Now here comes the most sickening part:

Hezbollah has been firing rockets from the village since Day 1 hiding behind innocent people’s places and even CHURCHES. No one is allowed to argue with the Hezbollah gunmen who wont hesitate to shoot you and i ve heard about more than one shooting incident including young men from the village and Hezbollah.

Urgent appeals have been done through phone calls from terrified people who wouldnt give out their name fearing Hezbollah might harm or even eliminate them.

This is the true image of our brave Islamic Resistance, putting the civilians and their homes as body shields to the Israeli bombardements.

Let the message spread and let those criminals move out of the village once and for all.

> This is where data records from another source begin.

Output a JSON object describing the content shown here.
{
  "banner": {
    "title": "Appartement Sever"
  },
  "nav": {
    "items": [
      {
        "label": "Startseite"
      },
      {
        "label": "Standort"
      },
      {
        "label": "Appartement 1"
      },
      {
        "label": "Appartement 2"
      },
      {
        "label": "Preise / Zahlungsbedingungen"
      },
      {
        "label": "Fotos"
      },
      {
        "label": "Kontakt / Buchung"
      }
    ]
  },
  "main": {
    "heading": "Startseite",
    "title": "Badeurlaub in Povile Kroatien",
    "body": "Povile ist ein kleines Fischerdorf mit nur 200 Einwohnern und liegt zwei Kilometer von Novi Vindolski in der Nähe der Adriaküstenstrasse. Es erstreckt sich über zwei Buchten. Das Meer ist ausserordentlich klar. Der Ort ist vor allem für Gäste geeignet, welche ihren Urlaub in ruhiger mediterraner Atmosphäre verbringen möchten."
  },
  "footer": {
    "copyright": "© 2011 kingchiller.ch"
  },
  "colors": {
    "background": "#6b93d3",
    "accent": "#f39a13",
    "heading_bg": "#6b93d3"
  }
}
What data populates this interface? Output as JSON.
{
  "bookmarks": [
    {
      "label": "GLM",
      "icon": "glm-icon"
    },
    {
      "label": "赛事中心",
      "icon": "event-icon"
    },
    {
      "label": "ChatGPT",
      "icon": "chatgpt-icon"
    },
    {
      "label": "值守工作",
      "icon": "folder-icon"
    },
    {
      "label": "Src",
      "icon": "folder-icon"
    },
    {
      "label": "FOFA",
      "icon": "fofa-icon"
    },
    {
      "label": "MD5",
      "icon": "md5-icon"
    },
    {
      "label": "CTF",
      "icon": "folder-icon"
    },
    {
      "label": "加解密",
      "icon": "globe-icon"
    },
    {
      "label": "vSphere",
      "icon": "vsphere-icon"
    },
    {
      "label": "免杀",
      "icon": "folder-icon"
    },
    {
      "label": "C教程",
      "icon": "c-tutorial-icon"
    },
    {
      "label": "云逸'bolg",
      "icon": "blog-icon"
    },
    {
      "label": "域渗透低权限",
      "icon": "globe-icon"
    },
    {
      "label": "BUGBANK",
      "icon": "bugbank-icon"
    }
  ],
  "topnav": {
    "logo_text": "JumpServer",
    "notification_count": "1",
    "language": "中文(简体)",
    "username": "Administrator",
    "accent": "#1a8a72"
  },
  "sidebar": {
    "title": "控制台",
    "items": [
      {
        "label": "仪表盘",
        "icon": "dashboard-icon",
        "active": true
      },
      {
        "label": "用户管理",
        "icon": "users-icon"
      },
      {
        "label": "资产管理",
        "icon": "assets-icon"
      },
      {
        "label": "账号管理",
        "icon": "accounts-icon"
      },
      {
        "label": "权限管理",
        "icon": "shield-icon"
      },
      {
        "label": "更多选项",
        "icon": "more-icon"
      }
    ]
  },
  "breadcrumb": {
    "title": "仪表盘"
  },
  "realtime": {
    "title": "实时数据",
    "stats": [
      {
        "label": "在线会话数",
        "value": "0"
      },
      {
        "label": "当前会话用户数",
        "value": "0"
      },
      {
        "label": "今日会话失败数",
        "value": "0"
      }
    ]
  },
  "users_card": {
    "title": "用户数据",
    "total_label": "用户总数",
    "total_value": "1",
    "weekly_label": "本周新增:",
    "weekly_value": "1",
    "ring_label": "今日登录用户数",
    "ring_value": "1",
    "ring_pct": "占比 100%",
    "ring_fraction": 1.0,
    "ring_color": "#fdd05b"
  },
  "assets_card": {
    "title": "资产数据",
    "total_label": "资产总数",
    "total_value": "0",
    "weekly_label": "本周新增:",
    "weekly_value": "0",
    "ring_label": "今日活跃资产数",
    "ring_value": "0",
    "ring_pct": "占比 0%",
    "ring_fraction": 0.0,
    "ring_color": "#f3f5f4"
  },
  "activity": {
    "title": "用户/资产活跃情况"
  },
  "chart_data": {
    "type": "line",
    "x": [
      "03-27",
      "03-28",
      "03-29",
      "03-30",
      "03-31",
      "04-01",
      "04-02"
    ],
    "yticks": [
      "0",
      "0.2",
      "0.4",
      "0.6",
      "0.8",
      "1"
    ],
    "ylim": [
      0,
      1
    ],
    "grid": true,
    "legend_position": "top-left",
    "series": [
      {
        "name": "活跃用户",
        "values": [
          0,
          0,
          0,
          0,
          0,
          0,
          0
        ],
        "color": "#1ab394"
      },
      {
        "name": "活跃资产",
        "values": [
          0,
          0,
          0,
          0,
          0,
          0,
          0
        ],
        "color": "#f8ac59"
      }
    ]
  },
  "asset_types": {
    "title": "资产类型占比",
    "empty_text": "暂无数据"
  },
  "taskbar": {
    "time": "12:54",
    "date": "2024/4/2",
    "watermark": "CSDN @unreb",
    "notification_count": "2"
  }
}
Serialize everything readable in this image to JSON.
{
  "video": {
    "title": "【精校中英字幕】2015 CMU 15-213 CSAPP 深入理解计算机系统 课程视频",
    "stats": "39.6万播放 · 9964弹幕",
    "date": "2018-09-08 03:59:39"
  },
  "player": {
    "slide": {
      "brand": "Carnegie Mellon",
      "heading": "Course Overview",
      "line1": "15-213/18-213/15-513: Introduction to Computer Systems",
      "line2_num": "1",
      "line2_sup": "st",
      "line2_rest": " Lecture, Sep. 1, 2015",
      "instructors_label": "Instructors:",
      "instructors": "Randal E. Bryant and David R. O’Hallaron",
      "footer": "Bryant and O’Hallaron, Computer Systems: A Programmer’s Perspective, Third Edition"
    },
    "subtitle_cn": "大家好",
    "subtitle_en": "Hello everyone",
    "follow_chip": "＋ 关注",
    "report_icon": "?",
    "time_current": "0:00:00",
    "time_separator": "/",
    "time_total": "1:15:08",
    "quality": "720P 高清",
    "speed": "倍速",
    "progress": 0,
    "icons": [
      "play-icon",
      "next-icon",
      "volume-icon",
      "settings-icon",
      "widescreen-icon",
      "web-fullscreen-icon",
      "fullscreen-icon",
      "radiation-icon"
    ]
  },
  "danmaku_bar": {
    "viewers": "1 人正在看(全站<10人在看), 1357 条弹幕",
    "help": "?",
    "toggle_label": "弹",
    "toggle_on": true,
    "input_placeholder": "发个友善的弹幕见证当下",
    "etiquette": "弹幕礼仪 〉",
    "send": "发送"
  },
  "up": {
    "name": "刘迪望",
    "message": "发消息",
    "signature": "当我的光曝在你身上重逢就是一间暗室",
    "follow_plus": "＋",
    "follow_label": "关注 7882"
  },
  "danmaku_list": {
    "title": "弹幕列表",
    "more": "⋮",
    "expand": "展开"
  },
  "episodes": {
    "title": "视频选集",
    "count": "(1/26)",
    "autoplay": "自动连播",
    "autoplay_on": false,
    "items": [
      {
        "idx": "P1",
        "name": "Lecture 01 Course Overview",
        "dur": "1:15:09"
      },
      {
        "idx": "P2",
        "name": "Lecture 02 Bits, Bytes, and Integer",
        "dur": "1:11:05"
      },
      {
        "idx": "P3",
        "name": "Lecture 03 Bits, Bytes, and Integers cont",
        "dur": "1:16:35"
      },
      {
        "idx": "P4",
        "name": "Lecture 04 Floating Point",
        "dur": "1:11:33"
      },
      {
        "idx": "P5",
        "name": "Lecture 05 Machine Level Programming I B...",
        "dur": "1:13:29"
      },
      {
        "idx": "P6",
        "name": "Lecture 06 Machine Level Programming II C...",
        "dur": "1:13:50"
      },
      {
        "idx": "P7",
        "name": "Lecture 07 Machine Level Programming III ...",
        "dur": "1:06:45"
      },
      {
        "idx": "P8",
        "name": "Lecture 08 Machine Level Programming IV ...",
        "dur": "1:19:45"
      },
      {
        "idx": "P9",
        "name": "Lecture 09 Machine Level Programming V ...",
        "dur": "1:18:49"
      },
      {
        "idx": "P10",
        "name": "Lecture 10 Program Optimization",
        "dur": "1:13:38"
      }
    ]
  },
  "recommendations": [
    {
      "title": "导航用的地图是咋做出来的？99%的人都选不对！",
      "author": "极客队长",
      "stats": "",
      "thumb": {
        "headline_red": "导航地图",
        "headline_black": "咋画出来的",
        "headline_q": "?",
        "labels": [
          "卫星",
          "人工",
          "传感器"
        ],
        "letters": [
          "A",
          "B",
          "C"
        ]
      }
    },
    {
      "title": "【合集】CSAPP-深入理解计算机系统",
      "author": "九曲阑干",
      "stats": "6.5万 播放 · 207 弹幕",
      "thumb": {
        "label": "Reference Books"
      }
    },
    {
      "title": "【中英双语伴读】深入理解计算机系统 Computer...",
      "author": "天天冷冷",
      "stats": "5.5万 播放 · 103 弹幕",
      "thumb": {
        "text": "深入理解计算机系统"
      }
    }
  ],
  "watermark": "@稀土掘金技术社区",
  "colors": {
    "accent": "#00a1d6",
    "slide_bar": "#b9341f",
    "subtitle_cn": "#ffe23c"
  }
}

Free Ain Ebel from the terrorists !

The tragedy of villages held hostage to Hezbollah terrorists is not an isolated story. I’ve blogged — indeed, hundreds have blogged — about the fact that Hezbollah has made a strategic decision to use children to shield its military operations. Indeed, even a maverick at the UN has expressed disgust with Hezbollah’s tactics. You’d never know it, though, to read the Chronicle story. Instead of blaming the terrorists who trap children in the line of fire, the story, without saying so in so many words, clearly likens the Jews to the Nazis, the Khmer Rouge, or any other 20th Century totalitarian killers. I would say that the Chronicle should be ashamed of itself for printing that kind of thing, but the Chronicle has no shame.